NEW YORK/TOKYO (Reuters) - Xerox Corp (XRX.N) said its CEO and most of its board will step down to settle a suit by activist shareholders Carl Icahn and Darwin Deason, handing over to new management which will reconsider a contentious deal with Fujifilm Holdings (4901.T).
The move is a triumph for Icahn and Deason, who together hold 15 percent of Xerox. They had criticized the $6.1 billion deal to combine the U.S. printer and copier maker into Fuji Xerox, an existing joint venture with the Japanese company.
The two had already won a rare court order to temporarily block the deal, which they said undervalued Xerox. A New York judge last week agreed that CEO Jeff Jacobson had been “hopelessly conflicted” in negotiating a deal that would put him in charge, since he knew the board was looking to replace him.

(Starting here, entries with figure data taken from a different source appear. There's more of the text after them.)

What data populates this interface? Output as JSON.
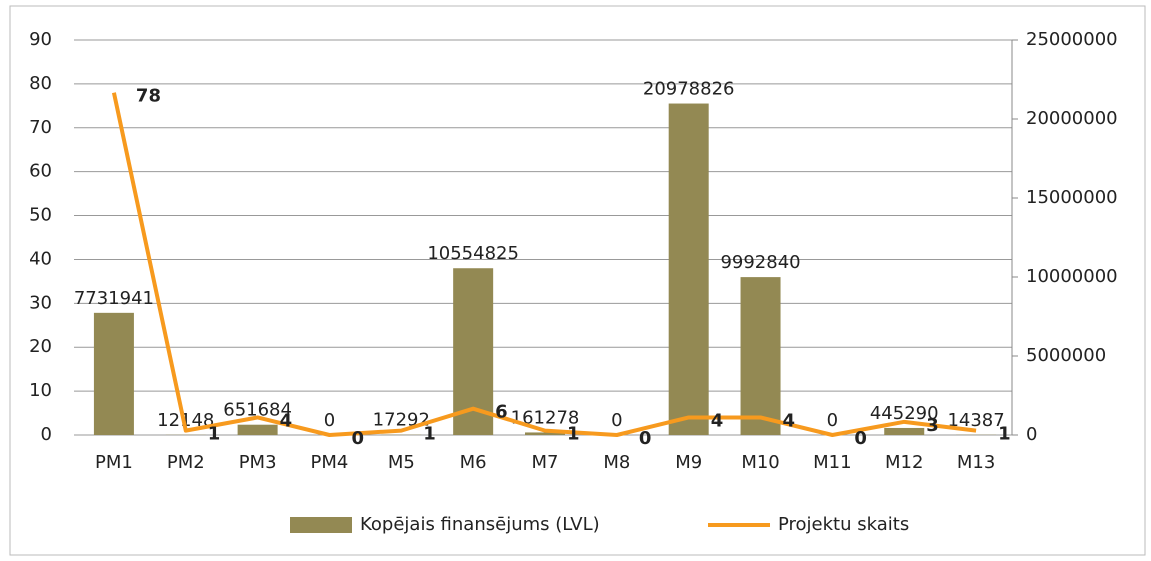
{
  "chart_data": {
    "type": "bar_line",
    "categories": [
      "PM1",
      "PM2",
      "PM3",
      "PM4",
      "M5",
      "M6",
      "M7",
      "M8",
      "M9",
      "M10",
      "M11",
      "M12",
      "M13"
    ],
    "series": [
      {
        "name": "Kopējais finansējums (LVL)",
        "color": "#938953",
        "type": "bar",
        "axis": "y2",
        "values": [
          7731941,
          12148,
          651684,
          0,
          17292,
          10554825,
          161278,
          0,
          20978826,
          9992840,
          0,
          445290,
          14387
        ]
      },
      {
        "name": "Projektu skaits",
        "color": "#f79a1e",
        "type": "line",
        "axis": "y",
        "values": [
          78,
          1,
          4,
          0,
          1,
          6,
          1,
          0,
          4,
          4,
          0,
          3,
          1
        ]
      }
    ],
    "ylim": [
      0,
      90
    ],
    "yticks": [
      0,
      10,
      20,
      30,
      40,
      50,
      60,
      70,
      80,
      90
    ],
    "y2lim": [
      0,
      25000000
    ],
    "y2ticks": [
      0,
      5000000,
      10000000,
      15000000,
      20000000,
      25000000
    ],
    "grid": true,
    "legend": "bottom"
  }
}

“We believe Friday’s decision and this agreement mark a watershed moment for corporate governance generally and for Xerox specifically,” Icahn said in a statement.
In addition to Jacobson, six others of the 10-member board will be replaced by members backed by Icahn and Deason, while the two shareholders will withdraw their proxy fight as part of the settlement.
Fujifilm, which saw its shares drop 5.5 percent in Tokyo after news of the ouster, said it planned to file an objection with a court over the settlement.
It will also appeal last week’s court ruling, it said in a statement, adding that Xerox’s new board had an obligation to comply with agreements in January.
In a complex deal, Fuji Xerox would buy back Fujifilm’s 75 percent stake in their joint venture before Fujifilm would then purchase 50.1 percent of new Xerox shares. Ultimately, Fujifilm would take control of Xerox, whose brand became synonymous with photocopying.
Xerox said the new board will meet to reevaluate its joint venture deal with Fujifilm, including terminating its relationship with the company.
Keith Cozza, CEO of Icahn Enterprises, will become Xerox’s chairman while John Visentin, who had previously led Novitex Enterprise Solutions, will become CEO.
Visentin had previously been hired by Icahn to assist him in fighting Xerox. He had also been a candidate under consideration by the old board to replace Jacobson as recently as last year, according to court documents.
Xerox said it decided to settle given the risks and uncertainty of prolonged litigation. The settlement did not resolve the activists’ claims against Fujifilm, which the shareholders have criticized for aiding previous Xerox management.
The Fuji Xerox joint venture, 75 percent owned by Fujifilm and 25 percent by Xerox, has struggled with slow demand for office photocopying products.
As more businesses go paperless, Fujifilm has looked elsewhere for growth, expanding in biotechnology and healthcare.
Masayuki Otani, chief market analyst at Securities Japan, said Fujifilm’s deal with Xerox was “not forward-looking” anyway, and its resources would be better spent focusing on the new areas.
“I think they might be better off putting their energies into the medical business,” he said.
Shares in Xerox were flat in after-hours trading, giving the U.S. company a market value of about $8.2 billion.
Fujifilm’s market capitalization stood at 2.12 trillion yen ($19.31 billion) at market close on Wednesday.